„Fanatismus ist sehr ansteckend.
Man kann ihn sich leicht zuziehen, während man versucht, ihn zu besiegen.“
(Amos Oz, israelischer Schriftsteller)
„Geistlose kann man nicht begeistern, aber fanatisieren kann man sie.“
(Marie von Ebner-Eschenbach )
In der Politik geht es schon seit längerem vor allem in Wahlkampfzeiten fast ausschließlich um Wortgefechte und -duelle, und man darf sich - wie diese Worte schon aufzeigen - in diesen Auseinandersetzungen auch keine Fairness mehr erwarten.

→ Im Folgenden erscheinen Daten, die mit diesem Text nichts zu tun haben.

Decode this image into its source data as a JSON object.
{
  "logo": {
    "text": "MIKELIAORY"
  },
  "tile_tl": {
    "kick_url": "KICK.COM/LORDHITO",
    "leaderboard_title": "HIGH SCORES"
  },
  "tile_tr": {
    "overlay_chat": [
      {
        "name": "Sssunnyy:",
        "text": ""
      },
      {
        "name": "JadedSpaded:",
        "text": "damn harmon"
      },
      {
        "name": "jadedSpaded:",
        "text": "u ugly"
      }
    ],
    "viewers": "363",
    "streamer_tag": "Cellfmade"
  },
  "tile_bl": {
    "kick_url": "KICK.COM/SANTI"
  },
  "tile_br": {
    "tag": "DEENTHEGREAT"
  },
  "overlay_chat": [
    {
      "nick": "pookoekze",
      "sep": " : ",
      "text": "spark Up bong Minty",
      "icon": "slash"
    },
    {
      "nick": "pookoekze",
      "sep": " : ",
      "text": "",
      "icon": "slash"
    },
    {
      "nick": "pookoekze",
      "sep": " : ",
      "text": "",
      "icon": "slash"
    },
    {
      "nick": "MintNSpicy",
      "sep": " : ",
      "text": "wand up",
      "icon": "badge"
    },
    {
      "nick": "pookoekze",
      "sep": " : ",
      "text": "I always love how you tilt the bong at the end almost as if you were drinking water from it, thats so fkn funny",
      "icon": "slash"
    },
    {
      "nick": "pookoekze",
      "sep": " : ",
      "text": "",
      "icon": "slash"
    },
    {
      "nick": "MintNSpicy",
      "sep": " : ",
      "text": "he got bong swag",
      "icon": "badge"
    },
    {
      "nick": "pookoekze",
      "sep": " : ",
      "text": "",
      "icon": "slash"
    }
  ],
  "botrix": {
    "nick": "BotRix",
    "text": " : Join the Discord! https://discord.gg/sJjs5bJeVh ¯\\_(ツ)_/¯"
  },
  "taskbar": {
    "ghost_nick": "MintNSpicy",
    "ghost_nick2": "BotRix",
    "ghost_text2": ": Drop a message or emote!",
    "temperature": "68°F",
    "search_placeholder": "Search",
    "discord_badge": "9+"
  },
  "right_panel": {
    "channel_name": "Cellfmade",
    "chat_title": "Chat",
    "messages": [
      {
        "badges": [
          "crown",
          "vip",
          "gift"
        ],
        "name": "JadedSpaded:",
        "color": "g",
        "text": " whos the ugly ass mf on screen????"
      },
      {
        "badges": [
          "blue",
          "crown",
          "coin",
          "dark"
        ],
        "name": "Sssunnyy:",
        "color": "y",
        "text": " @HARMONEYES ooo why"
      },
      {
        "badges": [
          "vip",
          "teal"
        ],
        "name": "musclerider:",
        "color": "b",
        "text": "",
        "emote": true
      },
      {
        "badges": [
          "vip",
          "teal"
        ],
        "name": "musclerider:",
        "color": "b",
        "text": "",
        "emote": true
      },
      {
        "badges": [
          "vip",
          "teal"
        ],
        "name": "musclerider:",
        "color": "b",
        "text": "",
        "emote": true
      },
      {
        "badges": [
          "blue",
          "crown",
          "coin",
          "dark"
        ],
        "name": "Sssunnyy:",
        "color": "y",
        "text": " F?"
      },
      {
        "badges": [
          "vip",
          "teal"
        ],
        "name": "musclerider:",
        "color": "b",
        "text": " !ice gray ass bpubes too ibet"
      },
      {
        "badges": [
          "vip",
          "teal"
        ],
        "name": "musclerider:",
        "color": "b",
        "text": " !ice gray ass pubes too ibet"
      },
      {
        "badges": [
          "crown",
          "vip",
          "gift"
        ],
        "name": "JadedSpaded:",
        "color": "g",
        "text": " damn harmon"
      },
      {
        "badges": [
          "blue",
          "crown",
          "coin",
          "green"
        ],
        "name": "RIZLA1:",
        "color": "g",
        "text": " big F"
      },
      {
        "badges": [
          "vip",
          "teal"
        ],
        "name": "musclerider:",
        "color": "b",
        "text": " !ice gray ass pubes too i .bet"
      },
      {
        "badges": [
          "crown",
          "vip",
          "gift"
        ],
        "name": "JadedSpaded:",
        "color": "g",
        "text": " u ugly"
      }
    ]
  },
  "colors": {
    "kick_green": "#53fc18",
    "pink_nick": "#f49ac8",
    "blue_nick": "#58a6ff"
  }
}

Besonders schlimm sind mir unzählige Wahlkampf-Ausschweifungen in Erinnerung, denen sich Donald Trump verschrieben hat. Seine primitive und menschenverachtende Rhetorik bleibt uns bedauerlicherweise auch in Zukunft nicht erspart!
Dass verbale Entgleisungen längst auch in die europäische Politik Einzug gehalten haben, zeigen Blicke in die breite Medienlandschaft: Berlusconi, Strache, Petry, Le Pen (Vater wie Tochter), um nur einige Namen jener zu nennen, die sich einer massentauglichen Bierzelt- und Stammtisch-Rhetorik bedienen. Dem Volk aufs Maul g'schaut!
Amerikanischer Wahlkampfstil ist auch, die Familie in den Focus der Öffentlichkeit zu stellen.
Im Duell um die Hofburg bedient sich Norbert Hofer der Massenmedien, fragwürdige Homestories sollen ihn als "ganz normalen Mann des Volkes" mit "ganz normaler Familie" (Frau , Kinder, Hund) zeigen: Es wird auf Emotionen gesetzt!
Bei TV-Duellen steht nicht die Sachpolitik im Vordergrund, sondern, durch Emotionen ZuschauerInnen zu gewinnen. Bei kurzen Antworten zählen nicht Inhalte, sondern rhetorische Tricks und in diesen ist Hofer besonders geschult. Diskussionsformate sind leider TV-Geschichte, es zählten Fachwissen und Argumente.
Norbert Hofer verfügt über viel NLP-Wissen, das allerdings sehr umstritten ist. Da ich mich selbst sehr kritisch und auch praktischerweise mit NLP auseinandergesetzt habe, weiß ich zu gut, dass es im Zuge des Programmierens (!) tatsächlich zu Manipulationen des Gegenübers kommt. So kann man Hofer jedenfalls als "rhetorischen Houdini" bezeichnen.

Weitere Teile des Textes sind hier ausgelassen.